Friday, July 31, 2015

Welcome Back to 1995


It’s been 20 years.  What was life like – for me? (as if you care) – back then?

Household.  This was an efficiency at River Place, Rosslyn, Virginia, across Key Bridge from Georgetown, DC.  Since my brother was working next door at a Dilbertesque defense contractor, he was living with me at the time – about the only time since since college that I had a roommate.  A few years later he got married and moved out.

I’ve mentioned Rosslyn in a previous blog, so it doesn’t need much in the way of ad nauseam Turtledove repetition, but suffice to say that, with a Metro stop and walking distance to DC, plus Route 50, I-66, Route 29, and the GW Parkway, it’s hard to find a more convenient place to live in Northern Virginia.

Job.  I was working for Jerry, a sole practitioner who had moved to Virginia from California.  I had sworn into the Maryland bar in December 1993, passed the February 1994 Virginia bar and swore in down in Richmond in June 1994, but spent most of 1994 unemployed.  By December 1994 Jerry hired me back part-time.  By June 1995 I was back to full-time again.  The “firm” was just the two of us, so it gave me a lot of experience at a local level.  I zipped down to Richmond a few times to file appeals on concealed weapon permit cases.  Mostly I was handling traffic, criminal, and uncontested divorces in Arlington, Alexandria, Fairfax and Prince William.  Although I was also licensed in Maryland, Jerry wasn’t, so he was reluctant to have me screw up there without the benefit of his supervision.  Fortunately I handled a few cases there without a problem.  If there was a hopeless case I could cut my teeth on, Jerry sent me there to get experience (e.g. kept Pablo out of jail despite a JDR judge who hated his guts).  Plus we’d go to the range or the gun stores – fairly often.  It wasn’t great in terms of pay, but it was very satisfying.

I also started working part-time at Trak Auto, plus taking automotive classes at NOVA Alexandria.  I learned enough in those classes to be able to pass a few ASE exams: engine repair, automatic transmissions, and manual transmissions. 

Two Weddings, A Beginning, and no Funeral.  In May, my friend Jim married his first wife Elizabeth, in Princeton, New Jersey.  I attended that wedding but left the reception fairly soon.  The very next weekend my sister married her first husband Kyle in Gaithersburg, Maryland.   In October, my friend Phil first met his ex-wife Julie at a bar in Arlington.  As for myself, I wasn’t even dating anyone – any dates were one-and-done – and my next GF wouldn’t arrive on the scene until October 1999.

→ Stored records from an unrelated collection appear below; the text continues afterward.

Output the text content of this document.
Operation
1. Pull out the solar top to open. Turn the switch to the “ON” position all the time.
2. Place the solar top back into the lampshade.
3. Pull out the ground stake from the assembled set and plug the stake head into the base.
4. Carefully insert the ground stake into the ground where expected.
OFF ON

Performance Upgrade.   In June 1995, after searching for a year and a half, I finally got the car I wanted as my daily driver: a 1992 Pontiac Firebird Formula “350”, one of the rare models with the 5.7L V8, the top engine available.  This was purchased used from a couple in Maryland, it was blue-green metallic with black interior, and no options except the potent V8.  The original owner had given it the SLP package, an impressive 50 HP upgrade installed by Koons Pontiac at Tysons Corner.  It wasn’t black, but it was very fast: almost 300 HP, a substantial difference from the 200 HP in the 1992 base Firebird I had been driving up till then, and which I sold to Jerry immediately. 

In fall of that year, my friend Phil and I took a trip up to Detroit in an attempt - unsuccessful - to purchase a 1968 Pontiac Firebird 400.  This was white with an ivy green interior and automatic.  It had been in California for most of its life, so it had no rust.  But it wouldn't start, and we couldn't get a tow truck to bring it back, so we had to cancel the purchase and drive back in a rental car.  Too bad.

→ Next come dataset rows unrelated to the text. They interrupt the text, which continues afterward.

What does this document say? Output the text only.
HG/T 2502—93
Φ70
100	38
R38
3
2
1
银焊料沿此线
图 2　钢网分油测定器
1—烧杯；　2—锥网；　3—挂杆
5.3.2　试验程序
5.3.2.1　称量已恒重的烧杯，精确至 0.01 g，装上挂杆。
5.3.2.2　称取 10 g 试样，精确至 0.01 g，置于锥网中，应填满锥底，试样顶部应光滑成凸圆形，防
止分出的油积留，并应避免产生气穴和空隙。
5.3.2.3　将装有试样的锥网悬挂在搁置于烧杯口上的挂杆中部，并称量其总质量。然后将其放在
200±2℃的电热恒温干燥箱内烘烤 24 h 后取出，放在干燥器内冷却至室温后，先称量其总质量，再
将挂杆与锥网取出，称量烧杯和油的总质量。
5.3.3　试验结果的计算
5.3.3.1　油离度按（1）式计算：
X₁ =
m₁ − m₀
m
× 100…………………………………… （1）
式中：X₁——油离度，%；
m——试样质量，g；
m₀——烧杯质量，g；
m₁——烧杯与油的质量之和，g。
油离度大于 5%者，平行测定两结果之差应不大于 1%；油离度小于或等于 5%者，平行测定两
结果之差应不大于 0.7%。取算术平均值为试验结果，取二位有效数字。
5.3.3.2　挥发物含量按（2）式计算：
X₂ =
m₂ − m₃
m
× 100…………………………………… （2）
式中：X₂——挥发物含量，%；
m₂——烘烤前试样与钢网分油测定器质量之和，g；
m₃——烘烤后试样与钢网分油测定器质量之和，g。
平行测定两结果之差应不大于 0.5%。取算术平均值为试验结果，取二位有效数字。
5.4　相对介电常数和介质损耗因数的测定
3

Music.  I saw Hawkwind at Jaxx, Grateful Dead at RFK (one of the last shows with Jerry Garcia), White Zombie (twice), once with Kyuss, and Ozzy Osbourne.  I had my Gibson SG ’62 reissue, my Gibson Explorer ’76 reissue, a Fender Stratocaster (62 Vintage Reissue), and my Marshall 2554 Jubilee Edition 1x12” combo, 25/50 watts. 

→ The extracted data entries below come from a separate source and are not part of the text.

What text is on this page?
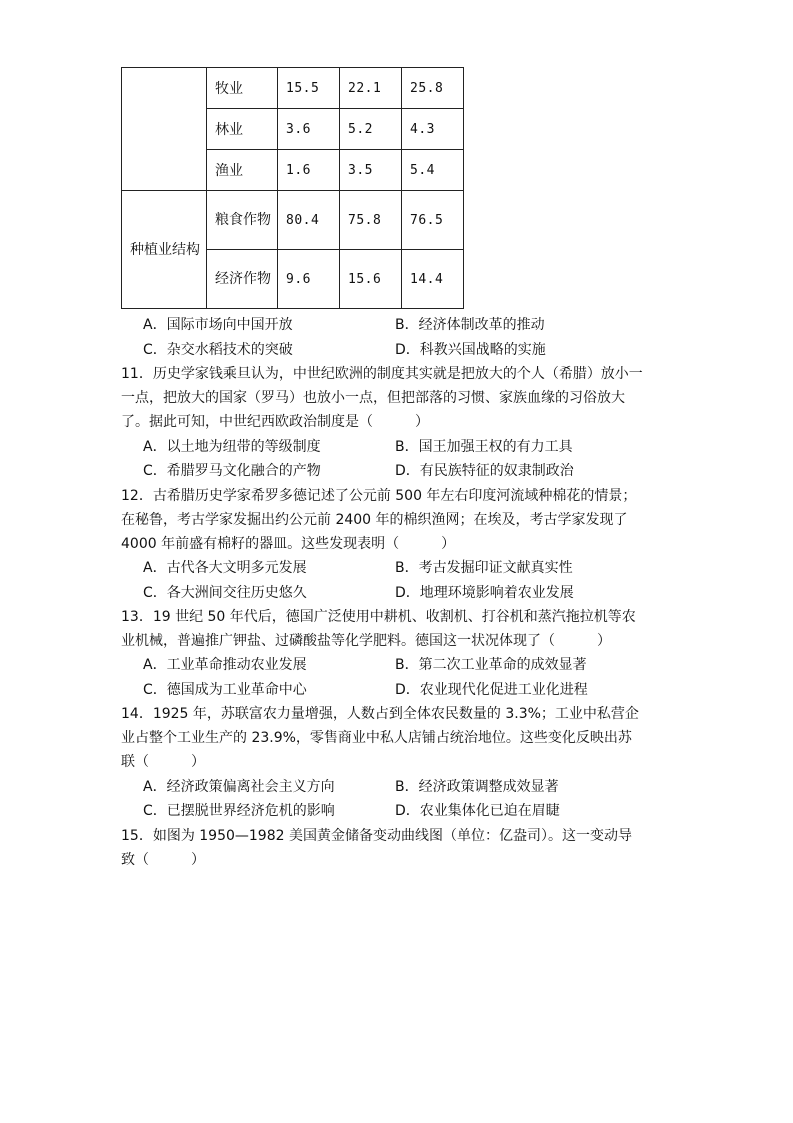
	牧业	15.5	22.1	25.8
	林业	3.6	5.2	4.3
	渔业	1.6	3.5	5.4
种植业结构	粮食作物	80.4	75.8	76.5
	经济作物	9.6	15.6	14.4
A．国际市场向中国开放	B．经济体制改革的推动
C．杂交水稻技术的突破	D．科教兴国战略的实施
11．历史学家钱乘旦认为，中世纪欧洲的制度其实就是把放大的个人（希腊）放小一
一点，把放大的国家（罗马）也放小一点，但把部落的习惯、家族血缘的习俗放大
了。据此可知，中世纪西欧政治制度是（　　　）
A．以土地为纽带的等级制度	B．国王加强王权的有力工具
C．希腊罗马文化融合的产物	D．有民族特征的奴隶制政治
12．古希腊历史学家希罗多德记述了公元前 500 年左右印度河流域种棉花的情景；
在秘鲁，考古学家发掘出约公元前 2400 年的棉织渔网；在埃及，考古学家发现了
4000 年前盛有棉籽的器皿。这些发现表明（　　　）
A．古代各大文明多元发展	B．考古发掘印证文献真实性
C．各大洲间交往历史悠久	D．地理环境影响着农业发展
13．19 世纪 50 年代后，德国广泛使用中耕机、收割机、打谷机和蒸汽拖拉机等农
业机械，普遍推广钾盐、过磷酸盐等化学肥料。德国这一状况体现了（　　　）
A．工业革命推动农业发展	B．第二次工业革命的成效显著
C．德国成为工业革命中心	D．农业现代化促进工业化进程
14．1925 年，苏联富农力量增强，人数占到全体农民数量的 3.3%；工业中私营企
业占整个工业生产的 23.9%，零售商业中私人店铺占统治地位。这些变化反映出苏
联（　　　）
A．经济政策偏离社会主义方向	B．经济政策调整成效显著
C．已摆脱世界经济危机的影响	D．农业集体化已迫在眉睫
15．如图为 1950—1982 美国黄金储备变动曲线图（单位：亿盎司）。这一变动导
致（　　　）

The outside world.  Bill Clinton was President – he’d trounce Bob Dole in 1996.  The Internet was just getting cranked up; most of us still used America Online (AOL: “You’ve got mail!”) or Prodigy.  Cell phones were nowhere near as ubiquitous as they are now, and we still kept land lines as a matter of course.  The top films were “Twelve Monkeys”, “Toy Story” (the first one), “Braveheart”, “The Usual Suspects” (one of Kevin Spacey’s first films), and “Batman Forever”, Val Kilmer’s only shot (Riddler & Two-Face were the villains).  Kilmer also managed to do “Heat” in this same year, a seriously underrated film which puts Al Pacino and Robert Deniro against each other.